Skip to content

Requirements and SLAs

First PublishedByAtif Alam

Well-scoped requirements keep design reviews factual. Spend the first slice of discussion agreeing what “good” means in numbers and semantics before drawing boxes — otherwise every later debate replays unstated assumptions.

Establish the ratio of reads to writes early. Read-heavy workloads push you toward caches, replicas, and denormalized read models; write-heavy workloads push partitioning, queues, and conflict handling. Mis-stating this ratio is one of the most expensive mistakes because it cascades through storage, API shape, and cost.

If stakeholders only think in “daily users,” derive expected actions per user per day before capacity work.

Capture order-of-magnitude targets you can defend:

  • DAU (daily active users) or equivalent actor count.
  • Actions per user per day that hit your service (not every click — the ones that matter for load).
  • Peak QPS if you have traffic shape data; otherwise derive a first pass in capacity estimation.
  • Storage: working set size, retention, and growth.

These numbers do not need three significant figures; they need shared agreement so capacity math is reviewable.

Functional requirements describe behavior users or systems can observe (what the API does). Non-functional requirements cover latency, availability, durability, compliance, and cost constraints. Non-functional needs often decide between SQL and NoSQL, sync versus async, and multi-region cost.

Define SLA-style or SLO-style targets (availability, p99 latency, durability) before committing to a topology. The same architecture can be “correct” for 99.5% and wrong for 99.99% or strict p99 budgets. Tie targets to product impact so tradeoffs are negotiable.

See also SLOs, SLIs, and error budgets and service readiness checklist.
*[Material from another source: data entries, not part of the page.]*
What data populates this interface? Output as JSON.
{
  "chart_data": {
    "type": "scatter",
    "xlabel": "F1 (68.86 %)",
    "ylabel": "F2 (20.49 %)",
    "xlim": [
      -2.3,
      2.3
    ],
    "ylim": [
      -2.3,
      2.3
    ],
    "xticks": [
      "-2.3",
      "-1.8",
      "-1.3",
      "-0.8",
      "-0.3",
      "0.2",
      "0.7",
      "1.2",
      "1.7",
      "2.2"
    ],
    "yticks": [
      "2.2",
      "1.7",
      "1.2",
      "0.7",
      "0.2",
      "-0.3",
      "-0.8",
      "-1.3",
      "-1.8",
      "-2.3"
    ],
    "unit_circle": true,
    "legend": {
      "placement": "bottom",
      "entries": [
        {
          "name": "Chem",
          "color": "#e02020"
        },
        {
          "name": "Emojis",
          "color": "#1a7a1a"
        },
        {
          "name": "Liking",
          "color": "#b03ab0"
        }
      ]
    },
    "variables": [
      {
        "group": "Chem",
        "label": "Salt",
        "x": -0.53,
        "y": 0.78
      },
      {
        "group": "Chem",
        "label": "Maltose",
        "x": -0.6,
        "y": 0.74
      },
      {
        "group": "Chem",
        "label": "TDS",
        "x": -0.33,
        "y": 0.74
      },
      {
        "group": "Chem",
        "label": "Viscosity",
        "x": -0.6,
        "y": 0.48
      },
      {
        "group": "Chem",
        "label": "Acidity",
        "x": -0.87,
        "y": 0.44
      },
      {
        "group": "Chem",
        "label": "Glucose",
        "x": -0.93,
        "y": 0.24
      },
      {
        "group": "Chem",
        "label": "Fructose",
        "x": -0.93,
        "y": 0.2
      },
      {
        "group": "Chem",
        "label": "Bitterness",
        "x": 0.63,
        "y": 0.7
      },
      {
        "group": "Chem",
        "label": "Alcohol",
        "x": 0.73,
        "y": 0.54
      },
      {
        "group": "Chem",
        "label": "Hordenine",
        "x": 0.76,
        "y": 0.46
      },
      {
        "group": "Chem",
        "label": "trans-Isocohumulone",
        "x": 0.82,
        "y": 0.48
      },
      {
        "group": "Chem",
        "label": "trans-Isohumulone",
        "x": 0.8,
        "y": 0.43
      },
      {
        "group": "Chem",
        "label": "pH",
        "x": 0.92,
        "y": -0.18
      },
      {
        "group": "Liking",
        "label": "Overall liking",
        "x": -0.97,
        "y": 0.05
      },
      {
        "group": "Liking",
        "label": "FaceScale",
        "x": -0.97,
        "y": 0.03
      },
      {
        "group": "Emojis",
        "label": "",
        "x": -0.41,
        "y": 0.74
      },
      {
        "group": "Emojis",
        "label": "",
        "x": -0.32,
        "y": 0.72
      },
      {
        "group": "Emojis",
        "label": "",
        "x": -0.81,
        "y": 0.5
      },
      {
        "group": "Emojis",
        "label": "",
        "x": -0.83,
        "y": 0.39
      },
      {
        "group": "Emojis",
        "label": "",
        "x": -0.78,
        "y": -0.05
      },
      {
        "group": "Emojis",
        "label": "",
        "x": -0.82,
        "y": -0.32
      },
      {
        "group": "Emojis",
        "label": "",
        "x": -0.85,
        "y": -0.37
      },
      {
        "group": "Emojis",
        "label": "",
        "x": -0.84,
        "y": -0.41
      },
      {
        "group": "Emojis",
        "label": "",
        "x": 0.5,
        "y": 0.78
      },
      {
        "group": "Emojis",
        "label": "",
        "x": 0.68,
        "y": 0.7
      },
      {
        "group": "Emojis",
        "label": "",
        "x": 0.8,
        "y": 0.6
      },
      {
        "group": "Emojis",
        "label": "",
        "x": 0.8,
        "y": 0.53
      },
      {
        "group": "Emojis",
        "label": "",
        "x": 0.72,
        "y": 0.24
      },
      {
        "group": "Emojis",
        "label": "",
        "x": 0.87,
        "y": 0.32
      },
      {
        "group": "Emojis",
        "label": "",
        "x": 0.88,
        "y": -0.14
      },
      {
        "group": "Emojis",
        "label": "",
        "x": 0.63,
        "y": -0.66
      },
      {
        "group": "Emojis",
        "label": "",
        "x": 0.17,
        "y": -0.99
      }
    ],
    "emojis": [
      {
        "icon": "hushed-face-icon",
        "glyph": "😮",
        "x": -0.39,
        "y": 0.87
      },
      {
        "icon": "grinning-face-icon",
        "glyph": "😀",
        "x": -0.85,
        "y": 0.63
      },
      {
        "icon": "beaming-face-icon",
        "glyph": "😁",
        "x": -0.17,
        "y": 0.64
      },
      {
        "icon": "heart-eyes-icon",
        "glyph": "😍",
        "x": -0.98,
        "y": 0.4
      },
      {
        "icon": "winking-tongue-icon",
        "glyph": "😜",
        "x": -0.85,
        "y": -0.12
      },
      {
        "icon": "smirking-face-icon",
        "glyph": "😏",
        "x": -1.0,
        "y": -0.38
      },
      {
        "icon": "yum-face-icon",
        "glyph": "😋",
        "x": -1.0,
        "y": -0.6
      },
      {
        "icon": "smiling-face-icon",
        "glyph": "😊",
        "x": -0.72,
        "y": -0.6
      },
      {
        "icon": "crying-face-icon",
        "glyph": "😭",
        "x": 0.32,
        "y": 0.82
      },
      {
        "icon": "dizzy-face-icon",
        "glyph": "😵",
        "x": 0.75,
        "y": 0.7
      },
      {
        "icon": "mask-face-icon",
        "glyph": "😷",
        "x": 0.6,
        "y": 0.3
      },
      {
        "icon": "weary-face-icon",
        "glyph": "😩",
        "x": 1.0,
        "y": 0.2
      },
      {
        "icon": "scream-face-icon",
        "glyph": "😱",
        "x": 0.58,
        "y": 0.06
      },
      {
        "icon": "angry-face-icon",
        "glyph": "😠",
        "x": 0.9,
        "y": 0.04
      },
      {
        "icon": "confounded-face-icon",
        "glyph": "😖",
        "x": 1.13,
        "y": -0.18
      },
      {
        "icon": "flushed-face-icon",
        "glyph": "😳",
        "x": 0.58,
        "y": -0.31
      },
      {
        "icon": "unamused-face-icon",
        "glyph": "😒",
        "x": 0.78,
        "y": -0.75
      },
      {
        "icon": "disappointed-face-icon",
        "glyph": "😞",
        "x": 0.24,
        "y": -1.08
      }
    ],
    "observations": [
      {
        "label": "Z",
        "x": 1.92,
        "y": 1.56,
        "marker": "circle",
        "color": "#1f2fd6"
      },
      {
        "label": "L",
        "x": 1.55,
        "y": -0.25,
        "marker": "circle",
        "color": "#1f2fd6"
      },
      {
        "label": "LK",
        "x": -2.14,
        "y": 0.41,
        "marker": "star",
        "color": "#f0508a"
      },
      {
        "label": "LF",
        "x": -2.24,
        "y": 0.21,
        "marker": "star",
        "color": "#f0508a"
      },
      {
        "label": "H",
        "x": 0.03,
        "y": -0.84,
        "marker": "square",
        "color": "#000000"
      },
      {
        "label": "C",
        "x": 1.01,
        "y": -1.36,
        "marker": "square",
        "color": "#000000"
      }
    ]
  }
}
Decide where strong consistency is non-negotiable (balances, inventory, idempotent billing) versus where eventual visibility is acceptable (feeds, analytics, recommendations). That choice belongs in requirements, not as an afterthought when replicas lag.

Single region simplifies consistency and operations; global or multi-region adds latency, failover, and often data residency rules. Record which regions matter and whether users must be pinned to a geography for policy reasons.

Bound the initial requirements pass so the group does not drift. Agree success metrics (what would prove the design works in production) up front; they anchor later validation and observability design.

Related: Capacity estimation, design review checklist, Consistent data at the database layer.